According to Faustus of Byzantium, Grigoris sometime later departed for the Kingdom of Maskuts (located along the northeastern shore of the present day Republic of Azerbaijan and south Dagestani shore of the Caspian Sea) to preach Christianity, its ruler Sanesan (according to Moses of Chorene, his name was Sanatruk and he was a relative of Tiridates III). Grigoris was trampled to death by mounted Maskut soldiers in the Vatnean Fields, traditionally considered near the present-day village of Nughdi 37 kilometres south of Derbent. However, according to other sources, the martyrdom took place in Paytakaran, just next to shore of Kura river. Evangelizing activities wasn't fruitless, however. According to legends, he converted sons of Sanesan – namely Moses, Daniel and Elijah along with 387 followers, however they were martyred by Sanesan on 20 August (Navasard 9) of that year.

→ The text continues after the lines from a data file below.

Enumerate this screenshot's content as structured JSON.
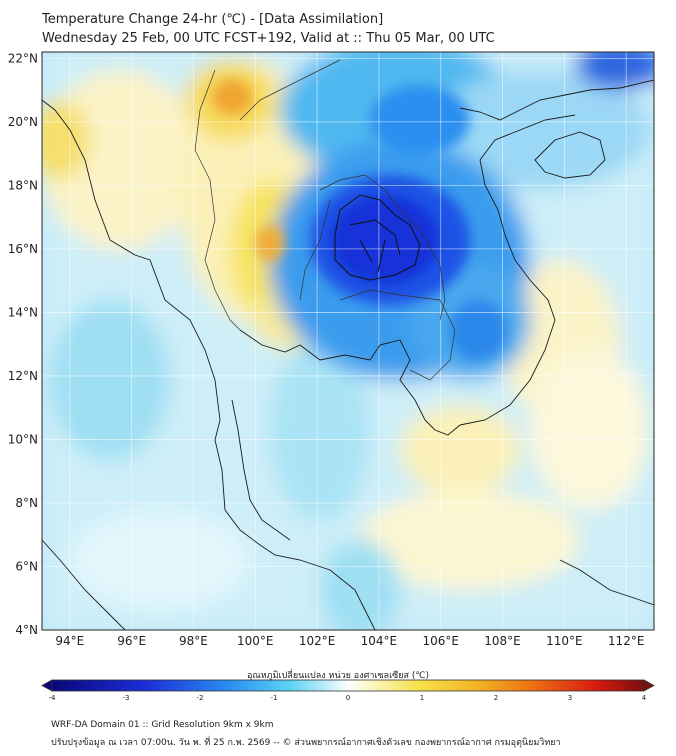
{
  "header": {
    "title": "Temperature Change 24-hr (℃) - [Data Assimilation]",
    "subtitle": "Wednesday 25 Feb, 00 UTC FCST+192, Valid at :: Thu 05 Mar, 00 UTC"
  },
  "map": {
    "lat_labels": [
      "22°N",
      "20°N",
      "18°N",
      "16°N",
      "14°N",
      "12°N",
      "10°N",
      "8°N",
      "6°N",
      "4°N"
    ],
    "lon_labels": [
      "94°E",
      "96°E",
      "98°E",
      "100°E",
      "102°E",
      "104°E",
      "106°E",
      "108°E",
      "110°E",
      "112°E"
    ],
    "lat_range": [
      4,
      22.2
    ],
    "lon_range": [
      93.1,
      112.9
    ]
  },
  "colorbar": {
    "label": "อุณหภูมิเปลี่ยนแปลง หน่วย องศาเซลเซียส (℃)",
    "ticks": [
      "-4",
      "-3",
      "-2",
      "-1",
      "0",
      "1",
      "2",
      "3",
      "4"
    ],
    "range": [
      -4,
      4
    ],
    "colors": {
      "min": "#08087a",
      "cold": "#1c3fe0",
      "cool": "#48c8ef",
      "neutral": "#ffffff",
      "warm": "#f7e34f",
      "hot": "#f08a1c",
      "max": "#7a0e0e"
    }
  },
  "footer": {
    "line1": "WRF-DA Domain 01 :: Grid Resolution 9km x 9km",
    "line2": "ปรับปรุงข้อมูล ณ เวลา 07:00น. วัน พ. ที่ 25 ก.พ. 2569 -- © ส่วนพยากรณ์อากาศเชิงตัวเลข กองพยากรณ์อากาศ กรมอุตุนิยมวิทยา"
  }
}
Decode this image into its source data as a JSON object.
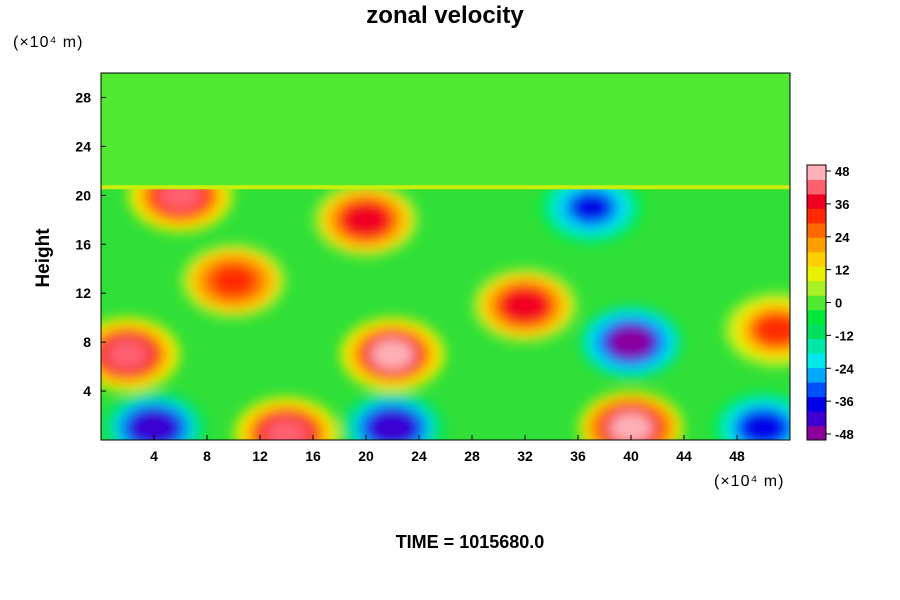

Grigoris' body was taken to the Amaras Monastery buried in an unmarked grave near the northern entrance. According to Movses Kaghankatvatsi, in 489, Vachagan III the Pious, King of Caucasian Albania, recovered Grigoris' relics and buried them in a tomb within the Amaras Monastery. Grigoris' place of death in Nughdi was marked by the construction of a chapel at an unknown date, later rebuilt into a church, and venerated by local Christians and Muslims alike.

== Veneration ==
The Armenian Church celebrates feast of Grigoris on the 3rd Saturday before the Nativity of Jesus or on the 3rd Sunday of the holiday Vardavar (Transfiguration of Jesus) together with other sons and grandsons of Gregory the Illuminator, as well as on Monday after the 5th Sunday after Exaltation of the Cross (finding of relics).

== Scholarly debates ==
Zaza Aleksidze and Jean-Pierre Mahé considered the legend of Grigoris a later invention, limiting his territory of influence to Gugark: "...a close examination of the historiographic data should lead us to the conclusion that Grigoris never preached in Albania and played no role in the Christianisation of the country. Indeed, the Buzandaran, which contains the first written account of his martyrdom, mentions him not as a bishop sent to Albania but as the 'Catholicos of the Iberian and Albanian march.'" Hranush Kharatyan, however said Aleksidze and Mahé misrepresented the words of both Faustus and Khorenatsi.